Steve Cockburn, Head of Economic and Social Justice at Amnesty International, said in a statement statement: Ignoring legitimate criticism of human rights, Gianni Infantino rejects the heavy price paid by migrant workers to make his major tournament possible – as well as FIFA’s responsibility for it.

He added that “the demands for equality, dignity and compensation cannot be treated as a kind of culture war – they are universal human rights that FIFA has committed to respect in its statutes.”

“If there is even a tiny glimmer of hope, it is that Infantino has announced that FIFA will establish a legacy fund after the World Cup. However, this cannot be just window dressing. If FIFA wants to salvage anything from this tournament, it must announce that it will invest a significant portion Of the 6 billion dollars that the organization will earn from this tournament and make sure that this fund is used to directly compensate workers and their families.

Nicholas McGeehan, director of FairSquare, a non-profit human rights organisation, said in a statement: “Infantino’s comments were as blunt as they were clumsy and suggest that the FIFA president is getting his talking points directly from the Qatari authorities.

“Deflection and obfuscation have always been at the heart of Qatar’s PR efforts to defend its failings in the ranks, and now they have the FIFA President doing their work for them.”

Mostafa Kadri, CEO of the international human rights organization Equidem, said in a statement: “History will not judge this moment kindly. Infantino’s speech was an insult to the thousands of hard-working women and men who made the World Cup possible.

He had the perfect opportunity to acknowledge that thousands of women and men from the poorest countries have come to the richest only to face deception, exploitation and discrimination.

Every day workers contact Equidem about non-payment of wages, abuse and fear of speaking out for fear of employer retaliation. There is a solution here: Infantino should create a comprehensive compensation fund and ask Qatar to create an independent center for migrant workers so that workers have a safe space to file complaints and get the support they need.”

The Guardian reported last year that 6,500 South Asian migrant workers have died in Qatar since the country won the World Cup in 2010, most of them involved in low-paid and dangerous work, often done in sweltering conditions.

The report did not link all of the 6,500 deaths to World Cup infrastructure projects and has not been independently verified by CNN.

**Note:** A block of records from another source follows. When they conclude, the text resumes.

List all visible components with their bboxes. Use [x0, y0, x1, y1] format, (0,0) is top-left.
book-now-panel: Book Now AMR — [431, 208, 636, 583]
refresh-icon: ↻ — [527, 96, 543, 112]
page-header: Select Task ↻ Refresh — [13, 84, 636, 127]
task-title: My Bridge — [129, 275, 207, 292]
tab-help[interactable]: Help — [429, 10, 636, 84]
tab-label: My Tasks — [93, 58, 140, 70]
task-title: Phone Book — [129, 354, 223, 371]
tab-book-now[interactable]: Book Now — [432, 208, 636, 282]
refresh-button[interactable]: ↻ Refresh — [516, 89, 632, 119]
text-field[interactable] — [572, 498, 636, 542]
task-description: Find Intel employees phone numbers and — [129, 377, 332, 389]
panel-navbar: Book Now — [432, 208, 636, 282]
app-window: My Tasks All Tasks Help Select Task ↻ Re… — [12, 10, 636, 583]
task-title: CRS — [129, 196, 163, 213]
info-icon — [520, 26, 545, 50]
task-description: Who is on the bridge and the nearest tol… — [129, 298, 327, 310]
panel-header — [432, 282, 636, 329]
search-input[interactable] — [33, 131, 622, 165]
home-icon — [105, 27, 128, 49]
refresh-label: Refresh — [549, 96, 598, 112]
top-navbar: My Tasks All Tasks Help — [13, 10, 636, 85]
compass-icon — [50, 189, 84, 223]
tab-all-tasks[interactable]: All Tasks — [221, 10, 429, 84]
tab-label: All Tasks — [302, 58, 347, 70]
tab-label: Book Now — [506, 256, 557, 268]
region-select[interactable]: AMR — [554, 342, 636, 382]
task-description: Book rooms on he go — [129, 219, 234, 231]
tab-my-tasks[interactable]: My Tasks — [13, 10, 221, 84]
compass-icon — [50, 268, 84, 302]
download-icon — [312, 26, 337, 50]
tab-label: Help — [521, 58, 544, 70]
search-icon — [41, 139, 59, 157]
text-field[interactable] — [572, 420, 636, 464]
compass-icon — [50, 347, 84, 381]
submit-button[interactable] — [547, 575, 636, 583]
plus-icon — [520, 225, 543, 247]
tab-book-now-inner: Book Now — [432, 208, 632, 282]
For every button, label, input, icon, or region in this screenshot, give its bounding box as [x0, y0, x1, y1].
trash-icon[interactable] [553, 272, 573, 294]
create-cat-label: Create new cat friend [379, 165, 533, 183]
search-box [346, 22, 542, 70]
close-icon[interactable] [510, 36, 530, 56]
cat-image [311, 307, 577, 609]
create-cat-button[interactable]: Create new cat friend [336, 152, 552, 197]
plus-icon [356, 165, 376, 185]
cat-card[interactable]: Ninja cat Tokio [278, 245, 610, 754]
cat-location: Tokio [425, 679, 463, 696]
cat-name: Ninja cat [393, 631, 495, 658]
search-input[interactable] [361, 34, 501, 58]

Hassan al-Thawadi — the man responsible for leading the Qatari preparations — told CNN correspondent Becky Anderson last year that the Guardian’s figure of 6,500 was a “sensational headline” that was misleading and that the report lacked context.

A government official told CNN that there have been three work-related deaths in stadiums and 37 non-work-related deaths. The official said in a statement that the Guardian’s figures were “inaccurate” and “deeply misleading”.

Eight new stadiums were built out of the desert, and the Gulf state expanded its airport and built new hotels, railways and highways. It’s all been built by migrant workers, who – according to Amnesty International – account for 90% of the workforce in its nearly three million inhabitants.

Since 2010, when Qatar won the World Cup, migrant workers have faced delayed or unpaid wages, forced labor, long hours in hot weather, employer intimidation, and the inability to leave their jobs due to the country’s sponsorship system, human rights organizations have found.